SÜDWEST PRESSE 17.11.2010

Lügen war vor zwei Wochen das acht9-Thema. Unter anderem hatten wir Prof. Jörg Fegert interviewt. Er ist Ärztlicher Direktor der Kinder- und Jugendpsychiatrie der Universität Ulm. Dieses Interview sorgte für Wirbel. Hier eine Stellungnahme von Herrn Fegert.
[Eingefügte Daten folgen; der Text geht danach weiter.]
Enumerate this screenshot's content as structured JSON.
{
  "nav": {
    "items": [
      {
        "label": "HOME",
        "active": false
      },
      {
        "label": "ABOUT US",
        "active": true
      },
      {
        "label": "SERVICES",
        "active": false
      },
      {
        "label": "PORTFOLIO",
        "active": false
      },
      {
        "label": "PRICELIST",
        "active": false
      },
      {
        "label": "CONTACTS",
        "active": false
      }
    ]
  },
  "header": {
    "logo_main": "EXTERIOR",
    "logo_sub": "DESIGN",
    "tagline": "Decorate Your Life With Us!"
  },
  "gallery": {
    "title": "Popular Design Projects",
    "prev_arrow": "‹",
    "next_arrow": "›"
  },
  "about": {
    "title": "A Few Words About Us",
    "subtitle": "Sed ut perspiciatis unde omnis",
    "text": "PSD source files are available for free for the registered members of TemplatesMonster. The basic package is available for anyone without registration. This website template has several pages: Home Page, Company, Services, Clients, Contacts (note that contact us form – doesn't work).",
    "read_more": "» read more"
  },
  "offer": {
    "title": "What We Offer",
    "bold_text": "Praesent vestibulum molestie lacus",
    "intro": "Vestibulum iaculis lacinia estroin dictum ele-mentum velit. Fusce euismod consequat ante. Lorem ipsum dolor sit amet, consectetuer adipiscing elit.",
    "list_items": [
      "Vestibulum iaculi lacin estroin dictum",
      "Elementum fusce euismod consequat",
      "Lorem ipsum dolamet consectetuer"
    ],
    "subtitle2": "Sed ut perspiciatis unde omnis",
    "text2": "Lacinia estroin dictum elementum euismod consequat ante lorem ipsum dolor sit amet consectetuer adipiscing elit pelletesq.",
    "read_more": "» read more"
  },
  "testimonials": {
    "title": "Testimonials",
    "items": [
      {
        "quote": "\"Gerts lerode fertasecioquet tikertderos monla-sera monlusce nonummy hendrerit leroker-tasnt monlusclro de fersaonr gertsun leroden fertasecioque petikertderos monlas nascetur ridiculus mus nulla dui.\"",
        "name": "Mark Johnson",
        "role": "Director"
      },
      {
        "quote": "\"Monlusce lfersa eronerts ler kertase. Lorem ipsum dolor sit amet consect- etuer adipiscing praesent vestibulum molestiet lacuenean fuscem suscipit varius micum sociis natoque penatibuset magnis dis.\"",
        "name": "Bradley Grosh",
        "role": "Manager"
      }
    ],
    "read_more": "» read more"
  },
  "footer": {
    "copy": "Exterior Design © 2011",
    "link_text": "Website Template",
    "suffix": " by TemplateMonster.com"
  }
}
Rund um das Thema „Lügen“ hatten unsere Mitarbeiter versucht, einige Tage ohne schwindeln auszukommen. Außerdem hatten wir Prof. Jörg Fegert, den Ärztlichen Direktor der Kinder- und Jugendpsychiatrie der Universität Ulm, interviewt. Eine seiner Aussagen war, dass jeder von uns immer wieder lügt. Da aber ein Teil des Interviews verärgerte Reaktionen von Seiten einiger Leser ausgelöst hat, äußert sich Prof. Fegert an dieser Stelle nochmals zu dem Thema. Auch die Redaktion bedauert das Missverständnis.

Prof. Dr. Jörg M. Fegert:

Durch mein Interview zum allgemeinen Thema „Lügen bei Kindern und Jugendlichen“ habe ich offensichtlich zu Missverständnissen, ja teilweise auch zur Empörung von Betroffenen, welche sexuellen Missbrauch erlebt haben, beigetragen. Dafür möchte ich mich ausdrücklich entschuldigen.

Was war passiert?

Auf die per E-Mail gestellte Frage der Journalistin der SÜDWEST PRESSE (eine von zahlreichen Fragen), ob lügen auch krankhaft sein könne, hatte ich das seit 1891 in der psychiatrischen Literatur von Anton Delbrück eingeführte seltene Krankheitsbild der Pseudologia Phantastica erwähnt, das heute mit dem Begriff des pathologischen Lügens meist umschrieben wird. Gleichzeitig hatte ich geschrieben, dass Patientinnen und Patienten mit dieser Störung, wie schon in meinem Buch „Sexueller Missbrauch und das Recht” (1993, Köln) dargestellt, eben nicht primär narzisstische Aufschneider sind, sondern in den Fällen, die ich behandelt habe, Kinder, welche reale Misshandlungs- und Missbrauchserfahrungen über Jahre hatten, aber auch von ihrem Umfeld immer wieder zu Ausreden und Lügen angehalten wurden, und die dann eine solche Störung entwickelt hatten, die dazu führte, dass niemand ihnen Glauben schenkt. Da dieses Krankheitsbild eine spezielle Störung ist, die nur sehr wenige Menschen aufweisen, steht sie mit der Vielzahl der Missbrauchsopfer nicht in Zusammenhang.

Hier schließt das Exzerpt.